Ayer sin embargo la escena se repetía: lluvia y la noche que se venía encima. Paré a pedir agua en una casa y media hora después sostenía una cerveza en la mano que, al terminarse, fue rápidamente reemplazada por una más fría aún. Hay que luchar todas las batallas y jugar con todas las cartas. La suerte de hoy no es más que el resultado del trabajo de ayer. La ruta que ahora me lleva hasta Melbourne comenzó hace diez años en Bolivia. Entonces el biciclown se puso de largo en una escuela pública de los salesianos cuyo director había sido payaso en su juventud. En Australia no he conseguido contactos para actuar pero he ido contando mi historia a cientos de personas en los mercados locales en los que me he detenido a vender La sonrisa del Nómada. Con ese dinero espero, primero pagar mis deudas tras la producción de la película y segundo financiar el viaje desde Nueva Zelanda hasta Alaska en abril del 2012.
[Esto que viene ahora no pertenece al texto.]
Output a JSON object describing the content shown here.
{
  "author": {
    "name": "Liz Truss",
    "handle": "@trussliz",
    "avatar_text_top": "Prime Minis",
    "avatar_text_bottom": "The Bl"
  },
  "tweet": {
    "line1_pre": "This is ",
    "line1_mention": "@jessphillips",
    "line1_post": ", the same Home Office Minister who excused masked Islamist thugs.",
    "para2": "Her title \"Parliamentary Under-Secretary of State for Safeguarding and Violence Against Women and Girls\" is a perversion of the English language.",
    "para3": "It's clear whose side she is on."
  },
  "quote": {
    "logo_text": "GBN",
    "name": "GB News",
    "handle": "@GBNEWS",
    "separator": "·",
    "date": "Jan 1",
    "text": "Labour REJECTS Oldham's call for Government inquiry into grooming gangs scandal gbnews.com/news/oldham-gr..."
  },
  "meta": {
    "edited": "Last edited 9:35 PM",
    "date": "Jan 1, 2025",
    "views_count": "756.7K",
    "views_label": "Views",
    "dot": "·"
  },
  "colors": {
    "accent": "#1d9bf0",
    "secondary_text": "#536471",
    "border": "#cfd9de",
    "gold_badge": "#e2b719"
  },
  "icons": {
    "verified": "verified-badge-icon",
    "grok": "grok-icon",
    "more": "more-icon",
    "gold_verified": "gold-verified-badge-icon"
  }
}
Ahora llego a Melbourne donde el martes presentaré mi proyecto en un lugar alquilado por una persona que aún no conozco. Ella ha organizado todo. Será el martes en Ross House ubicadoen el 247 - 251 de Flinders Lane. Entrada libre pero aforo limitado. El viernes ofreceré otra presentación en casa de unas personas que conocí en un mercado de Australia y que desean ayudarme. Y el domingo lo haré para la colectividad asturiana.

Buscando siempre la Paz y el Bien, Álvaro el biciclown.